Freshman Research Courses

NSCI 120: Introductory Scientific Research Challenges

Students in NSCI 120 solve client-based problems that require the discovery or application of scientific knowledge, specifically in the fields of biology and chemistry. Students work in interdisciplinary teams and are involved in shaping their project and implementing the scientific method to find solutions.

BIOC 112: Introductory Biological Research Challenges

Teams of students work on investigative, client-based projects with opportunities to design experiments, analyze data and communicate their findings. This course is recommended for students interested in the Biochemistry and Cell Biology major who have very limited practical laboratory experience.

BIOC 118: Freshman Seminar in Local Biology Research (BCB)

In this 7-week seminar course, freshmen prospective biologists receive an introduction to the excitement of research at Rice and the Medical Center to provide the context with which to think about facts presented in biosciences textbooks. Small groups meet weekly with a graduate student or postdoctoral researcher to explore a published research article by a local lab, gaining background information about the subject and exposure to the research techniques. In the final session, the group tours the lab that produced the feature article. This course meets in the second half of the semester and features research in the program of Biochemistry and Cell Biology.

EBIO 119: Freshman Biology Seminar (EEB)

In this 5-week seminar course, freshmen prospective biologists receive an introduction to the excitement of research at Rice and the Medical Center to provide the context with which to think about facts presented in biosciences textbooks. Small groups meet weekly with a graduate student or postdoctoral researcher to explore a published research article by a local lab, gaining background information about the subject and exposure to the research techniques. In the final session, the group tours the lab that produced the feature article. This course meets in the first half of the semester and features research in the program of Ecology and Evolutionary Biology.

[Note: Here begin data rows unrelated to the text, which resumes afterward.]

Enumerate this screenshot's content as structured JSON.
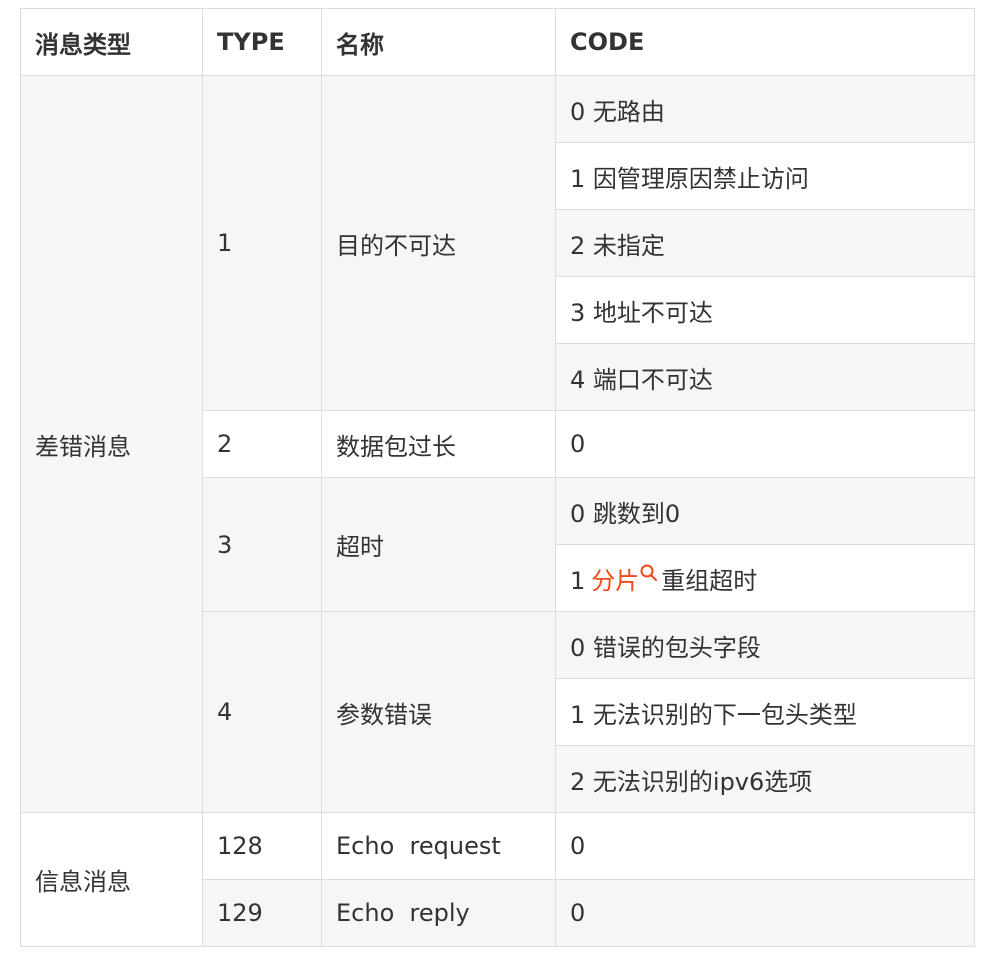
{
  "table": {
    "headers": [
      "消息类型",
      "TYPE",
      "名称",
      "CODE"
    ],
    "groups": {
      "error": "差错消息",
      "info": "信息消息"
    },
    "rows": {
      "type1": {
        "type": "1",
        "name": "目的不可达"
      },
      "type2": {
        "type": "2",
        "name": "数据包过长"
      },
      "type3": {
        "type": "3",
        "name": "超时"
      },
      "type4": {
        "type": "4",
        "name": "参数错误"
      },
      "type128": {
        "type": "128",
        "name": "Echo  request"
      },
      "type129": {
        "type": "129",
        "name": "Echo  reply"
      }
    },
    "codes": {
      "t1_0": "0 无路由",
      "t1_1": "1 因管理原因禁止访问",
      "t1_2": "2 未指定",
      "t1_3": "3 地址不可达",
      "t1_4": "4 端口不可达",
      "t2_0": "0",
      "t3_0": "0 跳数到0",
      "t3_1_prefix": "1",
      "t3_1_link": "分片",
      "t3_1_suffix": "重组超时",
      "t4_0": "0 错误的包头字段",
      "t4_1": "1 无法识别的下一包头类型",
      "t4_2": "2 无法识别的ipv6选项",
      "t128_0": "0",
      "t129_0": "0"
    }
  },
  "colors": {
    "link": "#f24a17",
    "cell_gray": "#f6f6f6",
    "border": "#dddddd",
    "text": "#333333"
  },
  "icons": {
    "link_suffix": "search-icon"
  }
}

ESCI 114: Discoveries in Earth, Environmental and Planetary Sciences Seminar

This seminar course provides an overview of exciting discoveries, research and recent advances in earth, environmental and planetary sciences, facilitated through discussions with graduate students and faculty, as well as laboratory visits and demonstrations.

CHEM 110: Freshman Chemistry Seminar

This half-semester course introduces freshmen to chemical research at Rice and in Houston. The course is offered both semesters. Some of the same material is covered in both semesters, although the fall course emphasizes material for students interested in the PhD track towards academic and industrial chemistry careers while the spring semester places greater emphasis on research in the Texas Medical Center for students who plan to pursue the health professions.

ENST 117: Freshman Environmental Seminar

This 7-week seminar course, introduces freshmen prospective environmental science researchers to the excitement of research at Rice and in the broader Houston area and provides context with which to think about facts presented in textbooks. Small groups meet weekly with a graduate student or postdoctoral researcher to explore a published research article by a local team of researchers, gaining background information about the subject and exposure to the research techniques. In the final session, the group will tour the lab that produced the feature article.

PHYS 116: Seminar in Physics and Astronomy at Rice and Beyond

This half-semester seminar course will meet in the first half of the Spring semester to introduce prospective and current science and engineering majors to the exciting research in physics and astronomy at Rice and beyond. The course will provide students with the context to think about how the facts presented in physics and astronomy textbooks are applied to real-world research. Undergraduate students in a small group will meet weekly with a graduate student to explore a published research article by a local lab, learning about what was done and why it was important. Toward the end of the course, the group will tour the lab that produced the featured article. All students are eligible to enroll in PHYS 116 regardless of the intended area of study.